Revealing just how he manages to keep himself in such fine fettle, the Portuguese also unveiled his ‘top 15 health and fitness tips for the average Joe to become ripped like Ronnie.
Compared to the skinny teenager that joined United in 2003, the 6ft 1in forward, has turned into a football idol since his £80million transfer to Real Madrid in 2009.
‘Mental strength is just as important as physical strength,’ he said.
When you watch the match play the game, you think to yourself “How can I get this body, how do I become this fit”. Say no more!
Here we look at 15 Health tips from Cristiano Ronaldo that we should emulate:
1. Learn to train your mind as well as your body. Mental strength is as paramount as physical strength and will help you achieve your goals.
2. Be disciplined.

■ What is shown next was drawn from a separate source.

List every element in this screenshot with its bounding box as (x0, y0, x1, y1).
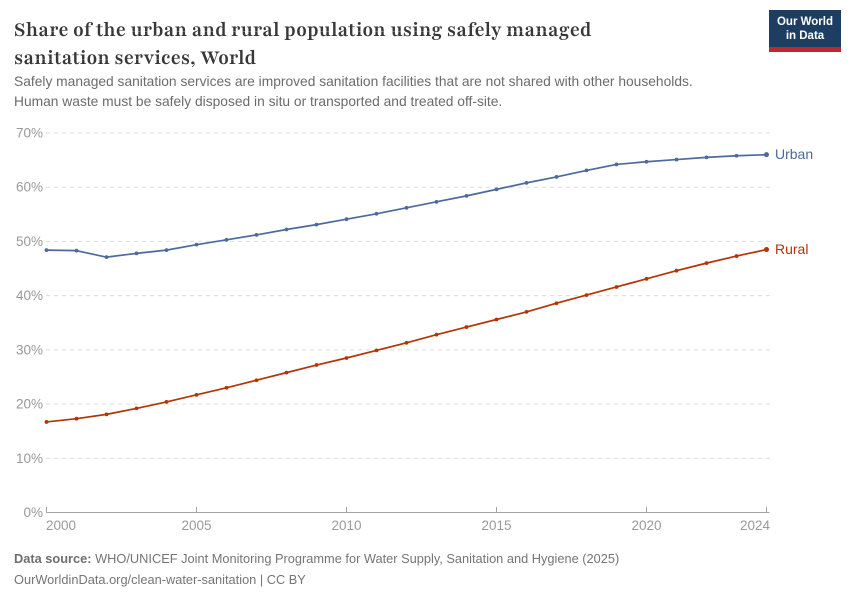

Keep yourself motivated and stick to your routine because it is key. For me, there is no room for easing off so I remain strict.
3. Set your goals. It will keep you focused and working towards something.
4. Work with a training partner as it’s a good way to add competitiveness and help push yourself. If you train with someone who is at a similar level to you then you will help push each other.
5. Proper sleep is very important for you to get the most out of training. “I go to bed early and get up early, especially before matches. Sleep helps your muscles recover which is really important.”
6. Proper warm-up properly prevents injury before any activity. “In training we do a few laps of the pitch, stretching and cardio warm-up exercises. Make sure you do something similar in your training, even if it is jogging to the gym or a warm-up on the treadmill or bicycle.”
7. Mix it up. “I recommend a combination of cardio (running and rowing) and weight training to ensure that workouts target all areas of the body and increase both strength and stamina. It also helps to keep it interesting.”
8. High intensity is important to get your blood pumping and to increase stamina. “We do a lot of sprinting drills in training and they can be incorporated into your workout whether you are in the gym or outdoors.” Try and add it to every workout you do.
9. Cardio sessions are important for building up endurance and stamina and staying trim. “Try to do periods of around 30 minutes, increasing the number of sessions as you get stronger.”
10. Fit in exercise wherever you can. You can do an abs workout in your bedroom when you wake up in the morning or before you go to bed. If you get into a routine then it makes it easier as it will become a habit.
11. A proper workout and a good diet is the best combo. “I eat a high protein diet, with lots of wholegrain carbs, fruit and vegetables and avoid sugary foods. I love eating fish, especially the Portuguese dish bacalhau à Braz, and at restaurants I’ll order a steak with salad.”
12. Always stay hydrated. “Drinking water is so important. I also avoid alcohol.”
13. Eat regularly. “If you train regularly it’s important to keep energy levels high to fuel your body for better performance. I sometimes eat up to six smaller meals a day to make sure I have enough energy to perform each session at a top level.”
14. “I always make sure I have good music to listen to. It helps you zone out, get motivated and do your best. I like to listen to hip hop and reggaeton.”
15. Relax. Training and physical sessions are most important, but living a relaxed lifestyle keeps you being the best you can be, physically and mentally. “I spend my free time with family and friends, which keeps me relaxed and in a positive mindset.”